Que el capitalismo abusará de nosotros, mental y económicamente, pero también nos ofrece, aunque nos las cobre, diversiones.

Estos días observo a los paseantes con su mascarilla indiscreta ya que pueden caminar sin que nadie se dé cuenta de si se han afeitado.

Y compruebo que paseamos la vida sin más obligaciones que la de vivirla: sin conferencias, bares, cines, estadios, teatros, iglesias, cafeterías, librerías, clínicas o sin el Moriles. Simplemente evitando el virus. Pero con toda la ciudad delante. Un espacio vital por descubrir.

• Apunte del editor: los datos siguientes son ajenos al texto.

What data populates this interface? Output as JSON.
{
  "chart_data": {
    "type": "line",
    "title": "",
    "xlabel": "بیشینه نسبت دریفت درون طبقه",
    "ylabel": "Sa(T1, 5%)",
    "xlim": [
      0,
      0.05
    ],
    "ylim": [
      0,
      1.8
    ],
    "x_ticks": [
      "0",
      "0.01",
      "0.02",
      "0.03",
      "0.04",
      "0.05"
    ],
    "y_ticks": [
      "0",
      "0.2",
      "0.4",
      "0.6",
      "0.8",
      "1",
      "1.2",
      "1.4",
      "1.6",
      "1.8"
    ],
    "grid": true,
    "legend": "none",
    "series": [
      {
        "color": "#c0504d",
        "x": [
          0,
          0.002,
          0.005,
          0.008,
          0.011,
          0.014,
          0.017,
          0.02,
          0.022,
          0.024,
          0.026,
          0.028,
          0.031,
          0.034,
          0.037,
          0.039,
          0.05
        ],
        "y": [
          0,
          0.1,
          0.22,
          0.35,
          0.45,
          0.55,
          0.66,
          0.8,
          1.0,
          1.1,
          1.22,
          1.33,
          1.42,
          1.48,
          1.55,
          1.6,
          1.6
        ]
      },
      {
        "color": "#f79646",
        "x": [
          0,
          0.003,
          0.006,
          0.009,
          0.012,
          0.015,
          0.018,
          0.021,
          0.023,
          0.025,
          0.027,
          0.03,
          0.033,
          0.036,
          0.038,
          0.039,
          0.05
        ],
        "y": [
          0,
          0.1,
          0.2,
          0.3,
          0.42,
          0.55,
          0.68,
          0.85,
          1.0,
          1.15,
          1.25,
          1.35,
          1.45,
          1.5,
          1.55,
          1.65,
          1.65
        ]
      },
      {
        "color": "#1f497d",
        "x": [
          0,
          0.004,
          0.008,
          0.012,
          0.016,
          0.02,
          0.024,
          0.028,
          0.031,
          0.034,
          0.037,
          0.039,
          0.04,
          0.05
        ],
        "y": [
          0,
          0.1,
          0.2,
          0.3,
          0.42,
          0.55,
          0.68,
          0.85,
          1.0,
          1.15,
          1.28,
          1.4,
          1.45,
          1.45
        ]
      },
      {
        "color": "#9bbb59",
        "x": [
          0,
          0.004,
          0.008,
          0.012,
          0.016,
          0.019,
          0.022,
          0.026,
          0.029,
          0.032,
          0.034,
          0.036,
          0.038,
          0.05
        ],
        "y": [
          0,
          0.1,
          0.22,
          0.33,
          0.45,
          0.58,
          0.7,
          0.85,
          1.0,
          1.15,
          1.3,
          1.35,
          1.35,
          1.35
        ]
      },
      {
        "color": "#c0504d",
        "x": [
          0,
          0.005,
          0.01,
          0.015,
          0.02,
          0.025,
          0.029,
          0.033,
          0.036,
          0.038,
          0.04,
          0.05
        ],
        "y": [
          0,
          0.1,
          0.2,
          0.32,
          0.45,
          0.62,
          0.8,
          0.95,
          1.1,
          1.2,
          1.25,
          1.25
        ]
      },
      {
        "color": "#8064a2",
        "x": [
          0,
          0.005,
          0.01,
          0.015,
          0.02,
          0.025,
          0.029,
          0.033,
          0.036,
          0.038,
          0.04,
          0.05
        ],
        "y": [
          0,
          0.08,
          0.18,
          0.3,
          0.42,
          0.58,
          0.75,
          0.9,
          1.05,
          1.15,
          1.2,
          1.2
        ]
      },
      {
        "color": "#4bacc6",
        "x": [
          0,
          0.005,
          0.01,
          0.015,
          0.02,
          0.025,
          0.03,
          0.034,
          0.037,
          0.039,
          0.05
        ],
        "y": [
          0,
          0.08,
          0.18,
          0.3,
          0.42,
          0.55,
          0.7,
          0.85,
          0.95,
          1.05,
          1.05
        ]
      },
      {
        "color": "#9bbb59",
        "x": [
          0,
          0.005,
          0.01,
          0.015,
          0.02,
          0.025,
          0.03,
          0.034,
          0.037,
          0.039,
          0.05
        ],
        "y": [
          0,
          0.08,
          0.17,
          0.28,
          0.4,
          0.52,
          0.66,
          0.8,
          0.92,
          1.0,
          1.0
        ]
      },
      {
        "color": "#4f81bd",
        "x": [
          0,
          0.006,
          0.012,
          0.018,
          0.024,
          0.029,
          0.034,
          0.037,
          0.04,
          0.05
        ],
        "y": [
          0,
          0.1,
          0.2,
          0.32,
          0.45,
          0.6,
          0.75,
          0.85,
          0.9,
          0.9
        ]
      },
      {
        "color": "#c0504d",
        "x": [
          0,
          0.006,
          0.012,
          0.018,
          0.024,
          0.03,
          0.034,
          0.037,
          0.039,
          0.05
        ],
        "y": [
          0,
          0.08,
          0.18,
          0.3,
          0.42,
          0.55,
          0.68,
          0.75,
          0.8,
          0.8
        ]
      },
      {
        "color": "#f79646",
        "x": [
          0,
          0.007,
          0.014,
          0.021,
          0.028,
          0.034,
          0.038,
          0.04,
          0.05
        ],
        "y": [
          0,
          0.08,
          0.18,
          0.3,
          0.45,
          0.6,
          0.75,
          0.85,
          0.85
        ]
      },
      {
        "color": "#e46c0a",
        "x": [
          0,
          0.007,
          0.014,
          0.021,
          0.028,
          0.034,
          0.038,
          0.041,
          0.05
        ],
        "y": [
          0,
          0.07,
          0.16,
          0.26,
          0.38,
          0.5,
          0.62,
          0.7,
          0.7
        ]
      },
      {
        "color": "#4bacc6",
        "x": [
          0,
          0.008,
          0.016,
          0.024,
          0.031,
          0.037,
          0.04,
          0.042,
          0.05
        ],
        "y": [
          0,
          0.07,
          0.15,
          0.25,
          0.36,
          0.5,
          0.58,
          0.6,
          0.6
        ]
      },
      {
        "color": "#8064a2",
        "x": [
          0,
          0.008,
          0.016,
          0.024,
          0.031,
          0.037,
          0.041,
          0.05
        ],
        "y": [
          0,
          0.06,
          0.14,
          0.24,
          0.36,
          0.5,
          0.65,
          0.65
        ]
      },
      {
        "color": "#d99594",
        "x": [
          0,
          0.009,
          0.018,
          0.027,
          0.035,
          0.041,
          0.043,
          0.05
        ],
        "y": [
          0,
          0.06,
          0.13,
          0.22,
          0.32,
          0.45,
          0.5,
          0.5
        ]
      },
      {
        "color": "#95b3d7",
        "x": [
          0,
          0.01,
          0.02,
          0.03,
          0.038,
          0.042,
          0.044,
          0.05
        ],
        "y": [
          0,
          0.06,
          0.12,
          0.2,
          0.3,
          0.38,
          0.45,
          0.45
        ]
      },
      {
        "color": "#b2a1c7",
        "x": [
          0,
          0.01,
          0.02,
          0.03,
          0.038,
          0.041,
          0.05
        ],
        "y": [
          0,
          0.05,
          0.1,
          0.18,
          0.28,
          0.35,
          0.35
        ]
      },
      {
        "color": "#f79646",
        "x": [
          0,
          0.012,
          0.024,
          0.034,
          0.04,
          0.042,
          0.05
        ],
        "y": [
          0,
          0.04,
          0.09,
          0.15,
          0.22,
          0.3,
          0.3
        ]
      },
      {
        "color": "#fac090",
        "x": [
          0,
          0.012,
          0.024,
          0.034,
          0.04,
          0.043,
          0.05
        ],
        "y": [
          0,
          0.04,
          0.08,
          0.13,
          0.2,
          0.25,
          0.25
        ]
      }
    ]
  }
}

En el primer recreo me fui por el centro, a Las Tendillas, uno de los corazones de la ciudad. Y me sorprendió el sonido de los balcones. Eran ya las nueve y por donde el caballo del Gran Capitán señala la parte castiza de Córdoba, la Corredera, por donde estuvo la sede del PSA, empezaron a sonar sartenes, que continuaron sus ruidos por los pisos de Jesús y María, por el Góngora, y siguieron más abajo de la casa del Duque de Rivas, donde la sala de arte Vimcorsa.

Parece que Córdoba, además de aplaudir a los sanitarios del cononavirus, también sartenea a los políticos según la calle en la que se viva. Yo lo descubrí cuando en mis recreos me fui hasta Las Tendillas y por los aledaños del cementerio de La Salud.

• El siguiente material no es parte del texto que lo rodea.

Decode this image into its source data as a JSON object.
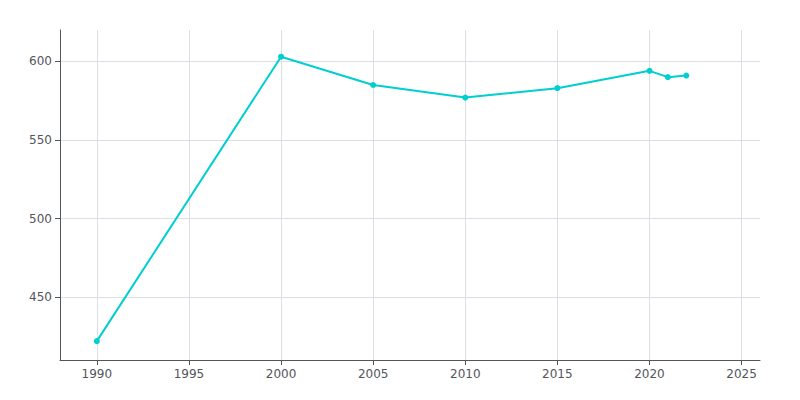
{
  "chart_data": {
    "type": "line",
    "x": [
      1990,
      2000,
      2005,
      2010,
      2015,
      2020,
      2021,
      2022
    ],
    "values": [
      422,
      603,
      585,
      577,
      583,
      594,
      590,
      591
    ],
    "color": "#00CED1",
    "marker": "circle",
    "xlim": [
      1988,
      2026
    ],
    "xticks": [
      1990,
      1995,
      2000,
      2005,
      2010,
      2015,
      2020,
      2025
    ],
    "ylim": [
      410,
      620
    ],
    "yticks": [
      450,
      500,
      550,
      600
    ],
    "grid": true
  }
}
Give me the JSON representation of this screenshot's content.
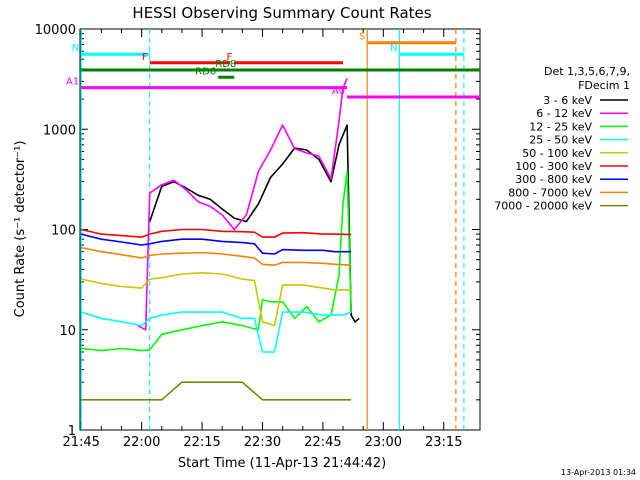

Por la zona del Fontanar, donde Eva Amaral actuó en su día de telonera de Bob Dylan, la Policía Local se encuentra a personas sin hogar que en esta cuarentena están viviendo en el colegio mayor Séneca. Se saludan y los indigentes confirman que dentro de nada se irán a cenar. La indigencia sobrevive porque acepta su papel.

La ciudad sigue paseando, o corriendo, pero sin pararse, como antes, en algún bar o cafetería.

Tiempo que algunos han dedicado a piratear periódicos y revistas, como si el periodismo se hubiera dado de baja en este tiempo de absurdos virales donde se paga al impostor que emite mentiras y se desprecia al periodista que sigue escribiendo la verdad. Pero todavía hay gente que piensa, como el filósofo Emilio Lledó, que dice que «no podemos vivir en un mundo donde domine la maldad y la estupidez». Una vez bajados del balcón.